Mail order pharmacies are commonly used to deliver CVD risk factor medications. Previous studies have shown that mail order pharmacy use is associated with greater medication adherence; however, no studies have examined whether mail order pharmacy use is related to improved CVD risk factor outcomes.

OBJECTIVE

To examine the comparative effectiveness of mail order pharmacy vs. local pharmacy use on LDL-C control in new statin users.

DESIGN

Observational cohort study.

PATIENTS

100,298 adult Kaiser Permanente Northern California (KPNC) members who were new users of statins between January 1, 2005 and December 31, 2007.

MEASUREMENTS

The main outcome measure was LDL-C control in the 3–15 month period after statin therapy was initiated.

RESULTS

After adjustment for patient, clinical, and census-block characteristics, and for potential unmeasured differences between mail order and local KPNC pharmacy users with instrumental variables analysis, 85.0% of patients who used the mail order pharmacy to deliver their statin at any time achieved target LDL-C levels compared with 74.2% of patients who only used the local KPNC pharmacy to dispense the statin (p < 0.001).
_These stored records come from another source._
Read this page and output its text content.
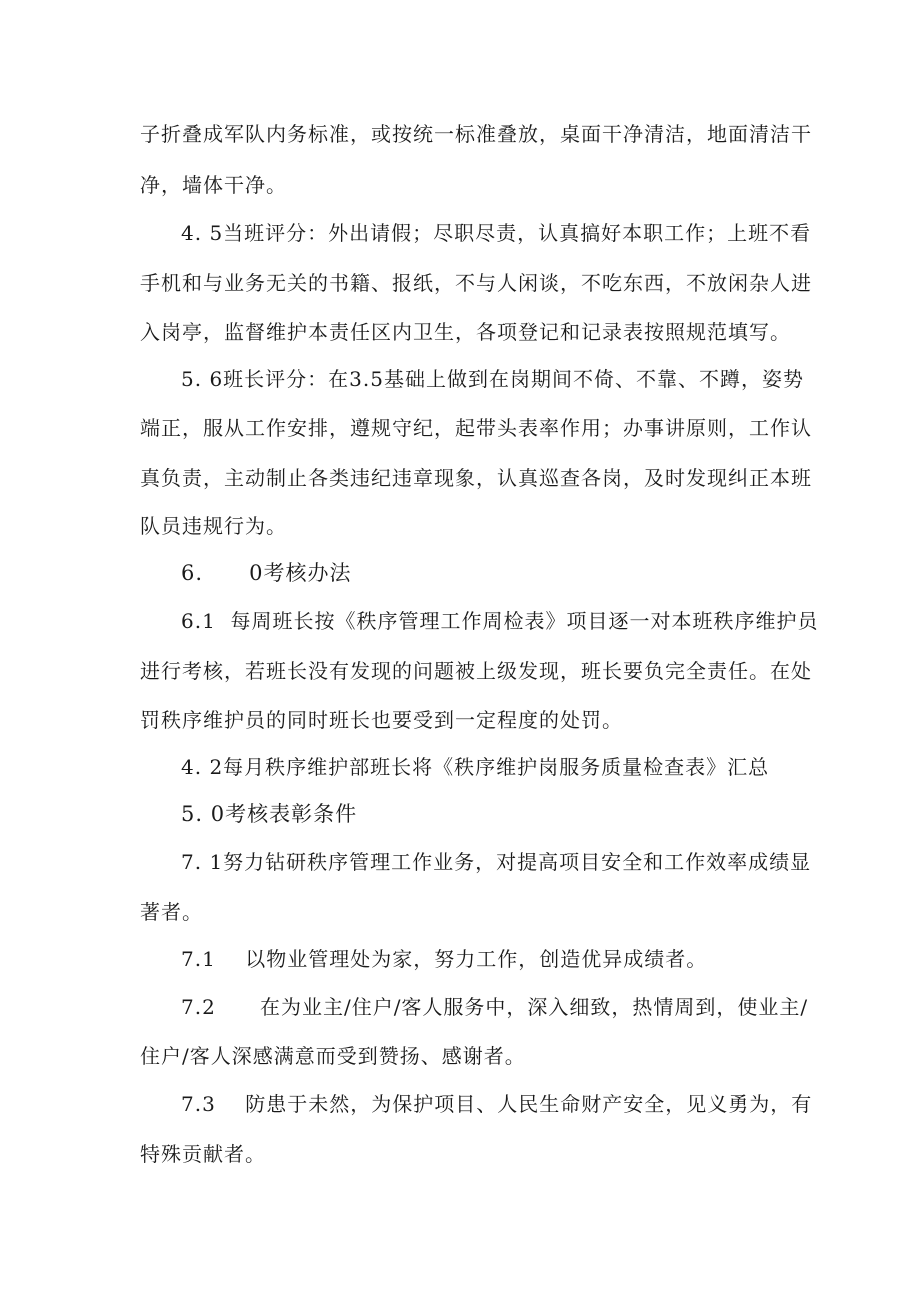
子折叠成军队内务标准，或按统一标准叠放，桌面干净清洁，地面清洁干
净，墙体干净。
4. 5当班评分：外出请假；尽职尽责，认真搞好本职工作；上班不看
手机和与业务无关的书籍、报纸，不与人闲谈，不吃东西，不放闲杂人进
入岗亭，监督维护本责任区内卫生，各项登记和记录表按照规范填写。
5. 6班长评分：在3.5基础上做到在岗期间不倚、不靠、不蹲，姿势
端正，服从工作安排，遵规守纪，起带头表率作用；办事讲原则，工作认
真负责，主动制止各类违纪违章现象，认真巡查各岗，及时发现纠正本班
队员违规行为。
6.      0考核办法
6.1  每周班长按《秩序管理工作周检表》项目逐一对本班秩序维护员
进行考核，若班长没有发现的问题被上级发现，班长要负完全责任。在处
罚秩序维护员的同时班长也要受到一定程度的处罚。
4. 2每月秩序维护部班长将《秩序维护岗服务质量检查表》汇总
5. 0考核表彰条件
7. 1努力钻研秩序管理工作业务，对提高项目安全和工作效率成绩显
著者。
7.1    以物业管理处为家，努力工作，创造优异成绩者。
7.2      在为业主/住户/客人服务中，深入细致，热情周到，使业主/
住户/客人深感满意而受到赞扬、感谢者。
7.3    防患于未然，为保护项目、人民生命财产安全，见义勇为，有
特殊贡献者。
Greater adjusted rates of LDL-C control in mail order pharmacy users were seen across all gender and race/ethnicity subgroups.

CONCLUSIONS

Mail order pharmacy use was positively associated with LDL-C control in new statin users. Future research should continue to explore the relationship between mail order pharmacy use and outcomes, and address how to appropriately target mail order services to patients most likely to benefit without compromising patient choice, care, and safety.